Wtorek był dniem sprintu. Organizatorzy zaplanowali płaski finisz, a jedyne wzniesienie - Portella Madrazzi - kolarze pokonali w połowie etapu. Walka sprinterów była zacięta, najlepszych dzieliły centymetry. Drugie miejsce zajął Słowak Peter Sagan, dla którego pracował Maciej Bodnar. Rafał Majka (wszyscy Bora-Hansgrohe) dojechał do mety w peletonie.

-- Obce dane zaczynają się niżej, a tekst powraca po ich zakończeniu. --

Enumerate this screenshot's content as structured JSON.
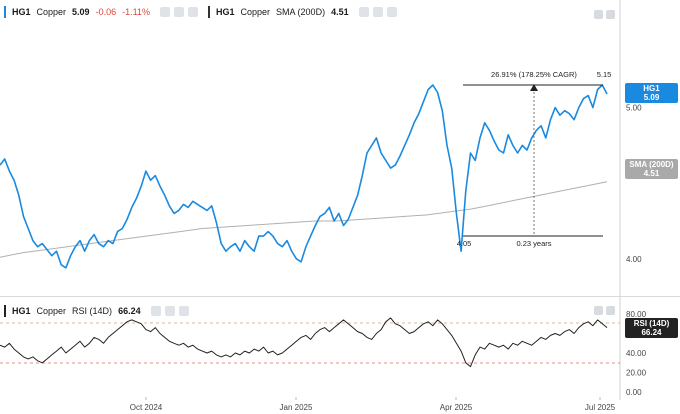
{
  "legend_main": {
    "symbol": "HG1",
    "name": "Copper",
    "last": "5.09",
    "change": "-0.06",
    "change_pct": "-1.11%"
  },
  "legend_sma": {
    "symbol": "HG1",
    "name": "Copper",
    "indicator": "SMA (200D)",
    "value": "4.51"
  },
  "legend_rsi": {
    "symbol": "HG1",
    "name": "Copper",
    "indicator": "RSI (14D)",
    "value": "66.24"
  },
  "tags": {
    "price_symbol": "HG1",
    "price_value": "5.09",
    "sma_label": "SMA (200D)",
    "sma_value": "4.51",
    "rsi_label": "RSI (14D)",
    "rsi_value": "66.24"
  },
  "measure": {
    "label": "26.91% (178.25% CAGR)",
    "low_label": "4.05",
    "high_label": "5.15",
    "duration_label": "0.23 years"
  },
  "colors": {
    "price": "#1a8ae0",
    "sma": "#b0b0b0",
    "rsi": "#222222",
    "negative": "#e0463a",
    "overbought": "#c9a96e",
    "oversold": "#e06a6a"
  },
  "chart_data": [
    {
      "type": "line",
      "x_ticks": [
        "Oct 2024",
        "Jan 2025",
        "Apr 2025",
        "Jul 2025"
      ],
      "y_ticks": [
        4.0,
        5.0
      ],
      "ylim": [
        3.78,
        5.58
      ],
      "series": [
        {
          "name": "HG1",
          "values": [
            4.62,
            4.66,
            4.58,
            4.52,
            4.42,
            4.28,
            4.2,
            4.12,
            4.08,
            4.1,
            4.06,
            4.02,
            4.05,
            3.96,
            3.94,
            4.02,
            4.08,
            4.12,
            4.05,
            4.12,
            4.16,
            4.1,
            4.08,
            4.12,
            4.1,
            4.18,
            4.2,
            4.26,
            4.34,
            4.4,
            4.48,
            4.58,
            4.52,
            4.55,
            4.48,
            4.42,
            4.35,
            4.3,
            4.32,
            4.36,
            4.34,
            4.38,
            4.36,
            4.34,
            4.32,
            4.35,
            4.24,
            4.1,
            4.05,
            4.08,
            4.1,
            4.05,
            4.12,
            4.08,
            4.05,
            4.15,
            4.15,
            4.18,
            4.15,
            4.1,
            4.08,
            4.12,
            4.05,
            4.0,
            3.98,
            4.08,
            4.15,
            4.22,
            4.28,
            4.3,
            4.34,
            4.25,
            4.3,
            4.22,
            4.26,
            4.34,
            4.42,
            4.55,
            4.7,
            4.75,
            4.8,
            4.7,
            4.65,
            4.6,
            4.62,
            4.68,
            4.75,
            4.82,
            4.9,
            4.96,
            5.04,
            5.12,
            5.15,
            5.1,
            4.98,
            4.75,
            4.6,
            4.3,
            4.05,
            4.45,
            4.7,
            4.65,
            4.8,
            4.9,
            4.85,
            4.78,
            4.72,
            4.7,
            4.82,
            4.75,
            4.7,
            4.75,
            4.72,
            4.8,
            4.85,
            4.88,
            4.8,
            4.92,
            5.0,
            4.95,
            4.98,
            4.96,
            4.92,
            5.0,
            5.06,
            5.08,
            5.0,
            5.12,
            5.15,
            5.09
          ]
        },
        {
          "name": "SMA (200D)",
          "values": [
            4.01,
            4.04,
            4.06,
            4.08,
            4.1,
            4.12,
            4.14,
            4.16,
            4.18,
            4.2,
            4.21,
            4.22,
            4.23,
            4.24,
            4.25,
            4.25,
            4.26,
            4.27,
            4.28,
            4.29,
            4.31,
            4.33,
            4.36,
            4.39,
            4.42,
            4.45,
            4.48,
            4.51
          ]
        }
      ]
    },
    {
      "type": "line",
      "title": "RSI (14D)",
      "y_ticks": [
        0.0,
        20.0,
        40.0,
        60.0,
        80.0
      ],
      "ylim": [
        0,
        80
      ],
      "reference_lines": [
        70,
        30
      ],
      "series": [
        {
          "name": "RSI (14D)",
          "values": [
            48,
            46,
            50,
            44,
            40,
            36,
            34,
            36,
            32,
            30,
            34,
            38,
            42,
            46,
            40,
            44,
            48,
            52,
            46,
            50,
            56,
            54,
            50,
            56,
            60,
            64,
            68,
            72,
            74,
            72,
            70,
            64,
            62,
            66,
            60,
            56,
            52,
            50,
            48,
            50,
            46,
            48,
            44,
            42,
            40,
            42,
            38,
            36,
            38,
            36,
            40,
            38,
            42,
            40,
            44,
            42,
            46,
            40,
            42,
            38,
            40,
            44,
            48,
            52,
            56,
            58,
            54,
            60,
            64,
            66,
            62,
            66,
            70,
            74,
            70,
            66,
            62,
            60,
            56,
            54,
            60,
            64,
            72,
            76,
            70,
            68,
            64,
            60,
            62,
            66,
            70,
            72,
            68,
            74,
            70,
            64,
            58,
            50,
            42,
            30,
            26,
            38,
            46,
            44,
            50,
            48,
            46,
            48,
            44,
            50,
            48,
            52,
            50,
            48,
            52,
            56,
            54,
            58,
            60,
            58,
            62,
            64,
            60,
            66,
            70,
            72,
            68,
            74,
            70,
            66
          ]
        }
      ]
    }
  ]
}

Dzień miał polskiego bohatera, bo większość etapu w ucieczce przejechali Gradek, Szwajcar Simon Pellaud (Androni) oraz Włoch Marco Frapporti (Vini Zabu). Nasz kolarz zajął trzecie miejsce na lotnym sprincie we Francavilla di Sicilia i jako trzeci minął linię górskiej premii. Peleton najpierw dogonił Polaka, później Włocha, a na końcu - 22 km przed metą - Szwajcara.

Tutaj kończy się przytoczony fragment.